31.05.2016

Verständnis, Respekt, Teamwork zum Residenzfest


Wie fühlt es sich an alt zu sein? Wie ist es, mit körperlichen Einschränkungen alltägliche Dinge zu erledigen? Fragen, mit denen sich die WERTE-Gruppe aus Sondershausen am letzten Wochenende im Mai beschäftigte.

 

Zum Residenzfest begeisterte die Gruppe Jung und Alt mit einem Diversity-Parcours. An drei verschiedenen Stationen haben sie erlebnisorientiert dazu eingeladen, sich auf einen Perspektivwechsel einzulassen.
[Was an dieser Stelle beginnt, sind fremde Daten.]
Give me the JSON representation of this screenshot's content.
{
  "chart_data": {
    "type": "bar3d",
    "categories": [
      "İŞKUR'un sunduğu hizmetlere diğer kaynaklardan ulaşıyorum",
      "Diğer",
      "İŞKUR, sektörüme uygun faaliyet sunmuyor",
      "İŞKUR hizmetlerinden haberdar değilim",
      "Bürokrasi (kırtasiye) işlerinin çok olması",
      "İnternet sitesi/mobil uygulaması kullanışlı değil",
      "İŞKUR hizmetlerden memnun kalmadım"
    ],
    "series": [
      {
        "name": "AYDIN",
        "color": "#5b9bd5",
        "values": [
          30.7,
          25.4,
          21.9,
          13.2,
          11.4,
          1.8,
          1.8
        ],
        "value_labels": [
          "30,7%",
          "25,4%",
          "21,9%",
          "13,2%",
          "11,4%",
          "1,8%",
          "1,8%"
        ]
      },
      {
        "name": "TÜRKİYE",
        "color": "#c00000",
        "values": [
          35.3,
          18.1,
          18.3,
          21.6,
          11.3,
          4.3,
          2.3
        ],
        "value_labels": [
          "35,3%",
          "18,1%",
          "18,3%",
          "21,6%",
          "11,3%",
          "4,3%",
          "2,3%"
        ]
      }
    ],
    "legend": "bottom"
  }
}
Den Besuchern des Residenzfestes wurden verschiedene Möglichkeiten geboten, unterschiedliche Arten von Einschränkungen im Alltag selbst zu erfahren.Die Station Teamwork unter dem Motto „Einschränkungen? Mit Teamwork zum Erfolg!“ beschäftigte sich mit dem Testen der Geschmacksknospen. Bei dem ein oder anderen schmeckte eingefärbter Vanillejoghurt nach Kiwi, Erdbeere oder Heidelbeere. Kniffelig war auch der Seh-Test. Hier wurden Kindern und Erwachsenen verschiedene Seh-Einschränkungen durch eine Brille aufgesetzt und nun hieß es keine Fehler beim Vorlesen der Plakate zu machen.

 

An der Station Verständnis herrschte ein Heidenspaß. Unter dem Motto „Mit Verständnis zur Inklusion“ konnten Interessierte einen Alterszittern-Simulator ausprobieren. Die Aufgabe war, in einen Becher Krümeltee zu füllen, mit Wasser aufzugießen, um dann den Tee zu trinken. Durchweg scheiterte fast jeder an dieser Aufgabe.

 

An der Station Respekt ging es sportlich zu. Mit dem Motto „Respekt für die Leistung, Respekt vor der Leistung“ bestand die Möglichkeit in einem kompletten Altersanzug eine Treppe zu erklimmen. Gar nicht so einfach mit zusätzlichen Gewichten.

 

Das Wetter an beiden Tagen war ausgezeichnet und lockte viele Besucher an. Die Gruppe hatte viel zu tun und bekam großes Lob für den mehr als interessanten Parcours! Danke an alle, die diese zwei Tage möglich gemacht haben und an die Jugendlichen, die das Wochenende gestaltet und durchgeführt haben!